Really good start to this game from Wood. Two goals in the first quarter that showed quite a bit of skill. He did fade out of the game at times but had some good moments in the second half that should help keep his head higher than some of his teammates. He had a fantastic diving tackle late in the third quarter was huge. He also took some solid marks in the last quarter as the outlet option, particularly in wet conditions. I’ve had a fair crack or two at Wood in the past, but I’ glad to see him out there.

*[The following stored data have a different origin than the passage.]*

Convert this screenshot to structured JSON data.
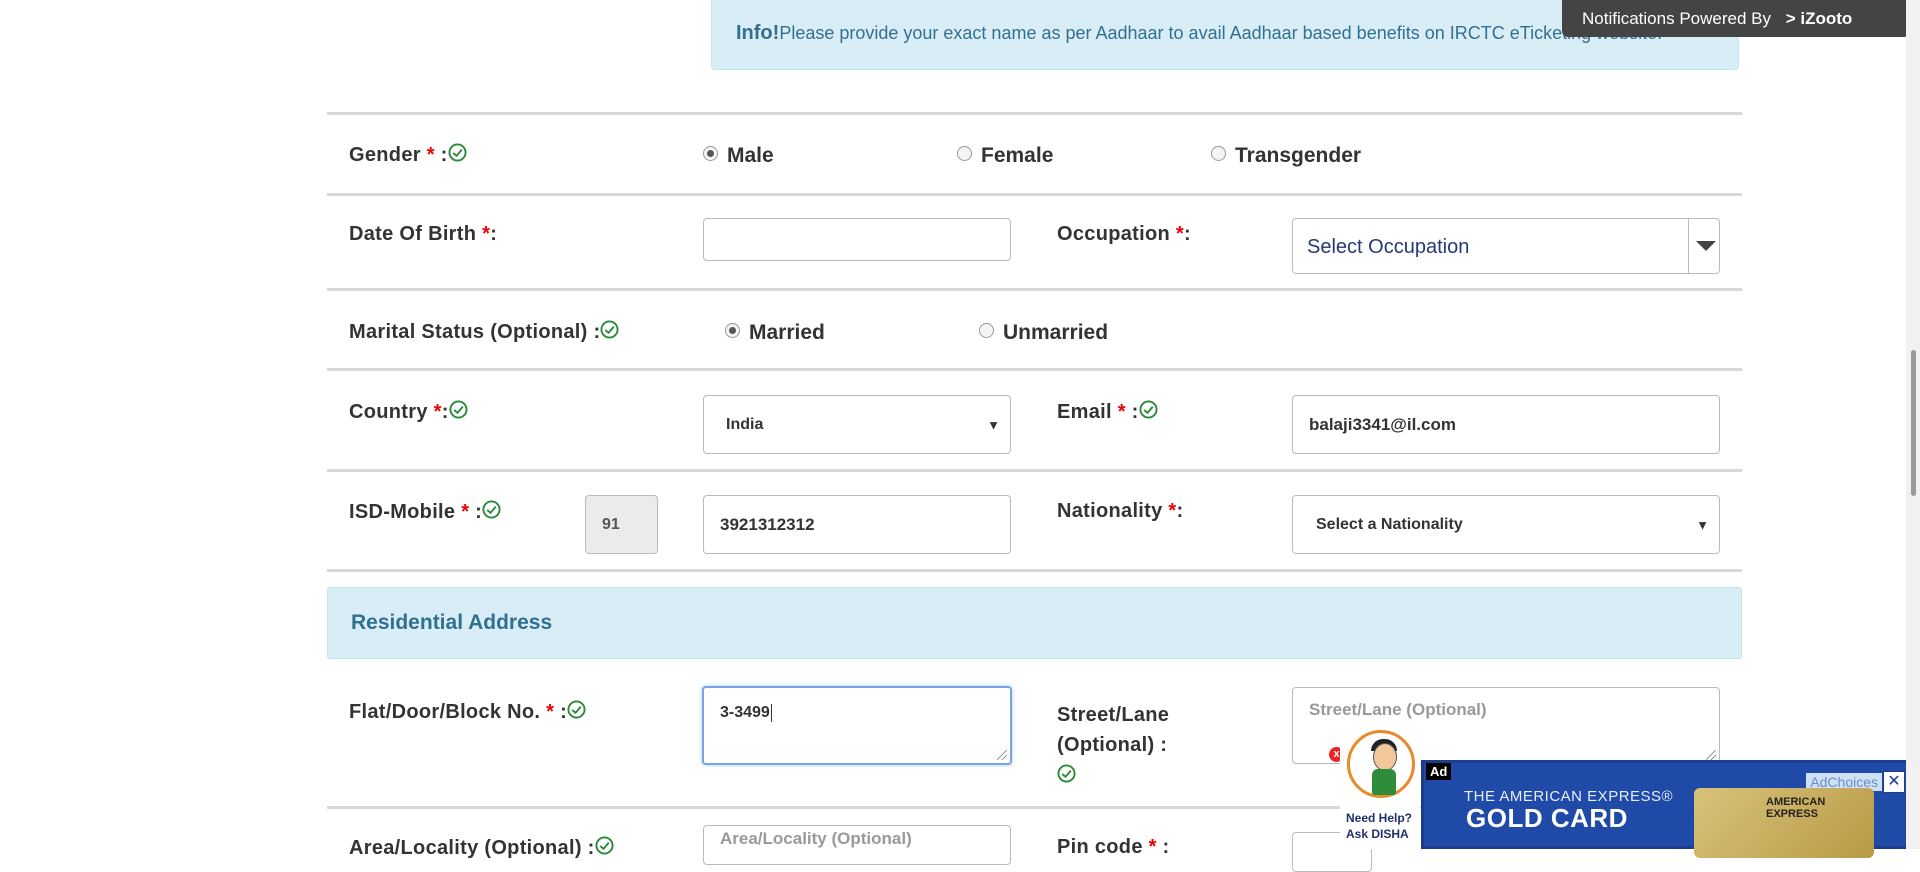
{
  "info": {
    "title": "Info!",
    "text": "Please provide your exact name as per Aadhaar to avail Aadhaar based benefits on IRCTC eTicketing website."
  },
  "notification": {
    "text": "Notifications Powered By",
    "brand": "iZooto"
  },
  "gender": {
    "label": "Gender",
    "req": "*",
    "suffix": " :",
    "options": [
      "Male",
      "Female",
      "Transgender"
    ],
    "selected": "Male"
  },
  "dob": {
    "label": "Date Of Birth",
    "req": "*",
    "suffix": ":",
    "value": ""
  },
  "occupation": {
    "label": "Occupation",
    "req": "*",
    "suffix": ":",
    "value": "Select Occupation"
  },
  "marital": {
    "label": "Marital Status (Optional) :",
    "options": [
      "Married",
      "Unmarried"
    ],
    "selected": "Married"
  },
  "country": {
    "label": "Country",
    "req": "*",
    "suffix": ":",
    "value": "India"
  },
  "email": {
    "label": "Email",
    "req": "*",
    "suffix": " :",
    "value": "balaji3341@il.com"
  },
  "isd_mobile": {
    "label": "ISD-Mobile",
    "req": "*",
    "suffix": " :",
    "isd": "91",
    "mobile": "3921312312"
  },
  "nationality": {
    "label": "Nationality",
    "req": "*",
    "suffix": ":",
    "value": "Select a Nationality"
  },
  "residential": {
    "title": "Residential Address"
  },
  "flat": {
    "label": "Flat/Door/Block No.",
    "req": "*",
    "suffix": " :",
    "value": "3-3499"
  },
  "street": {
    "label_line1": "Street/Lane",
    "label_line2": "(Optional) :",
    "placeholder": "Street/Lane (Optional)"
  },
  "area": {
    "label": "Area/Locality (Optional) :",
    "placeholder": "Area/Locality (Optional)"
  },
  "pincode": {
    "label": "Pin code",
    "req": "*",
    "suffix": " :"
  },
  "disha": {
    "line1": "Need Help?",
    "line2": "Ask DISHA",
    "close": "x"
  },
  "ad": {
    "tag": "Ad",
    "choices": "AdChoices",
    "close": "✕",
    "line1": "THE AMERICAN EXPRESS®",
    "line2": "GOLD CARD",
    "card_text": "AMERICAN EXPRESS"
  },
  "colors": {
    "check": "#2a8a3a",
    "required": "#ee0000",
    "info_bg": "#d9edf7",
    "info_text": "#31708f"
  }
}
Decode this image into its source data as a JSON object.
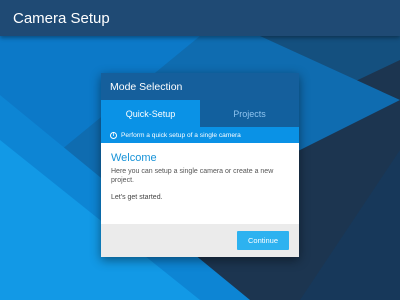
{
  "app": {
    "title": "Camera Setup"
  },
  "dialog": {
    "title": "Mode Selection",
    "tabs": [
      {
        "label": "Quick-Setup",
        "active": true
      },
      {
        "label": "Projects",
        "active": false
      }
    ],
    "info": {
      "icon": "info-icon",
      "text": "Perform a quick setup of a single camera"
    },
    "content": {
      "heading": "Welcome",
      "description": "Here you can setup a single camera or create a new project.",
      "cta": "Let's get started."
    },
    "footer": {
      "button_label": "Continue"
    }
  },
  "colors": {
    "appbar": "#1f4a74",
    "accent": "#0a92e6",
    "header": "#155f9c",
    "button": "#2db2f0",
    "background": "#1c3550"
  }
}
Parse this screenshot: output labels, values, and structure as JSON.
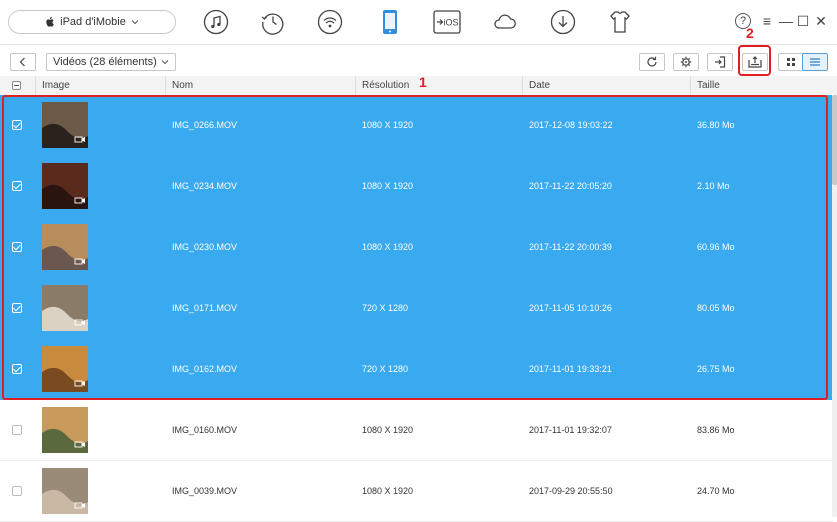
{
  "device": {
    "name": "iPad d'iMobie"
  },
  "top_icons": [
    "music-icon",
    "history-icon",
    "wifi-icon",
    "device-icon",
    "to-ios-icon",
    "cloud-icon",
    "download-icon",
    "tshirt-icon"
  ],
  "to_ios_label": "iOS",
  "window": {
    "help": "?",
    "menu": "≡",
    "minimize": "—",
    "maximize": "☐",
    "close": "✕"
  },
  "category": {
    "label": "Vidéos (28 éléments)"
  },
  "annotations": {
    "one": "1",
    "two": "2"
  },
  "table": {
    "headers": {
      "image": "Image",
      "name": "Nom",
      "resolution": "Résolution",
      "date": "Date",
      "size": "Taille"
    },
    "rows": [
      {
        "name": "IMG_0266.MOV",
        "resolution": "1080 X 1920",
        "date": "2017-12-08 19:03:22",
        "size": "36.80 Mo",
        "selected": true,
        "thumb": [
          "#6b5a48",
          "#2a221c"
        ]
      },
      {
        "name": "IMG_0234.MOV",
        "resolution": "1080 X 1920",
        "date": "2017-11-22 20:05:20",
        "size": "2.10 Mo",
        "selected": true,
        "thumb": [
          "#5a2a1c",
          "#2a1410"
        ]
      },
      {
        "name": "IMG_0230.MOV",
        "resolution": "1080 X 1920",
        "date": "2017-11-22 20:00:39",
        "size": "60.96 Mo",
        "selected": true,
        "thumb": [
          "#b88d5c",
          "#6a5850"
        ]
      },
      {
        "name": "IMG_0171.MOV",
        "resolution": "720 X 1280",
        "date": "2017-11-05 10:10:26",
        "size": "80.05 Mo",
        "selected": true,
        "thumb": [
          "#8a7a68",
          "#dcd2c4"
        ]
      },
      {
        "name": "IMG_0162.MOV",
        "resolution": "720 X 1280",
        "date": "2017-11-01 19:33:21",
        "size": "26.75 Mo",
        "selected": true,
        "thumb": [
          "#c88a3c",
          "#7a4a20"
        ]
      },
      {
        "name": "IMG_0160.MOV",
        "resolution": "1080 X 1920",
        "date": "2017-11-01 19:32:07",
        "size": "83.86 Mo",
        "selected": false,
        "thumb": [
          "#c89a5c",
          "#5a6a3c"
        ]
      },
      {
        "name": "IMG_0039.MOV",
        "resolution": "1080 X 1920",
        "date": "2017-09-29 20:55:50",
        "size": "24.70 Mo",
        "selected": false,
        "thumb": [
          "#9a8a78",
          "#c8b8a4"
        ]
      }
    ]
  },
  "colors": {
    "selection": "#39a9f0",
    "highlight": "#e02020",
    "active_device": "#2f8fe0"
  }
}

Gee, it must be hard being a Saints fan. I do not envy you. Another game where you have legitimate claim to being the better team and simply haven’t taken your opportunities. Look at the bright side, you get the week off next week.  Such a fluctuating season so far, and it does not get any easier post-bye. With games looming against Richmond, Brisbane, Port and the Eagles in Perth. Ouch. They would need to play some serious football to turn this around.



Talk about a tale of two halves. But that also encapsulates the Crows season as well. This is a team that has beaten both Geelong and Melbourne in Adelaide, but also lost to Fremantle and Collingwood there…  go figure. However, coming back form 18th last season, the Crows would be very happy with their season so far. With a young team that can give up eight of the first 10 goals of a game, but then kick the last seven goals straight to win, you’re going to have be patient. The important thing is that they are fa more competitive.